Thanks to huge advancements in technologies, lasers can now zap everything, including sun damage, acne scars, and tattoos. Which laser is best for your skin type and issue? Here's a comprehensive guide to laser skin resurfacing:
Anti-redness lasers, also known as vascular lasers, treat redness associated with rosacea, sun damage, spider veins, red moles, fresh stretch marks, port wine stains, and superficial bruises. They work by targeting hemoglobin, which is a protein in red blood cells -- more specifically, vascular lasers heat and destroy blood vessels all while sparing the surrounding tissue.
Most patients describe vascular lasers as mildly painful, and there is little-to-no downtime involved. Skin usually returns to normal after a few hours. Best of all, there's also little risk involved. While burns and scarring can occur, this is rare when vascular lasers are used appropriately.
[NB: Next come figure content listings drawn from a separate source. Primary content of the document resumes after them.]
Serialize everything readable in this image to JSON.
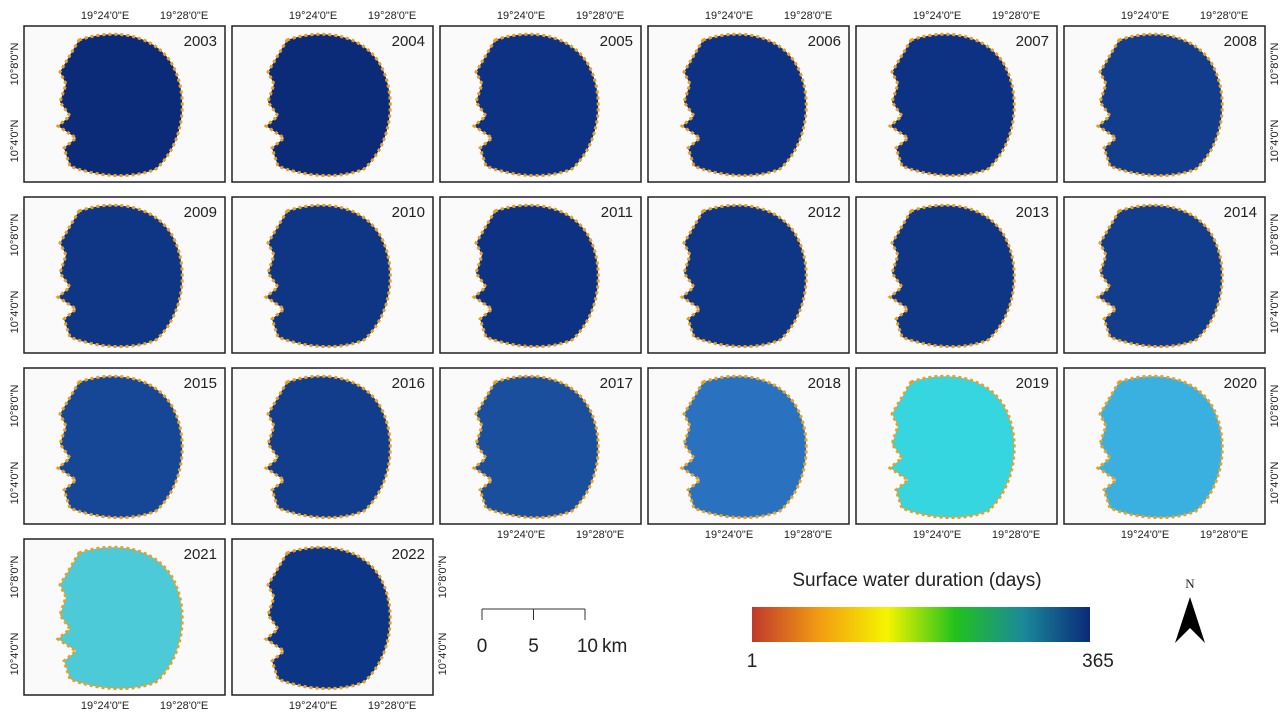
{
  "panels": [
    "2003",
    "2004",
    "2005",
    "2006",
    "2007",
    "2008",
    "2009",
    "2010",
    "2011",
    "2012",
    "2013",
    "2014",
    "2015",
    "2016",
    "2017",
    "2018",
    "2019",
    "2020",
    "2021",
    "2022"
  ],
  "lon_labels": [
    "19°24'0\"E",
    "19°28'0\"E"
  ],
  "lat_labels": [
    "10°8'0\"N",
    "10°4'0\"N"
  ],
  "scale_bar": {
    "ticks": [
      0,
      5,
      10
    ],
    "unit": "km"
  },
  "legend": {
    "title": "Surface water duration (days)",
    "min": 1,
    "max": 365
  },
  "north": "N"
}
Pigment-pulverizing lasers usually comprise Q-switched and picosecond lasers. Q-switched lasers release energy in short nanosecond bursts without cooling the skin's surface. Because Q-switch lasers come in a variety of wavelengths, they have safe options for nearly all skin tones. Q-switch lasers can remove tattoo inks, sunspots, and age spots.
Most Q-switch lasers feel like a rubber-band snapping against the skin, but numbing cream and lidocaine can be used before treatment. While there is some downtime associated with Q-switch lasers, it is only for a few days.
Nonablative resurfacing lasers
Nonablative lasers, such as fractional and picosecond lasers, treat moderate sun damage, melasma, and minor scars. They mainly refresh and rejuvenate the skin by increasing collagen production, helping to smooth the skin and eliminate some of the pigment that results from sun damage.
There are lots of different nonablative resurfacing lasers on the market. Baby fractional lasers, such as Clear + Brilliant, produce only subtle textural improvements, whereas picosecond lasers go deeper and have more of an effect on fine lines, wrinkles, and scarring. Stronger fractional lasers, like the Fraxel Dual, is ideal for correcting significant UV damage on the face, neck, chest, arms, and hands.
Depending on the type of fractional laser, you may need a full hour of topical numbing plus ibuprofen beforehand. Downtime can last up to a week as well.
Ablative resurfacing lasers
Ablative resurfacing lasers include Fraxel Re:pair and Sciton Profractional. These lasers are designed to treat deep wrinkles, severe sun aging, and prominent scars. Unlike nonablative resurfacing lasers, ablative lasers create purposeful wounds on the skin's surface to stimulate more generous collagen renewal to produce noticeable results.
Before treatment with an ablative resurfacing laser, you'll most likely receive numbing cream, lidocaine injections, and Valium. You'll need to take at least one week off to recover, and you can expect to feel and look swollen and scabby all over.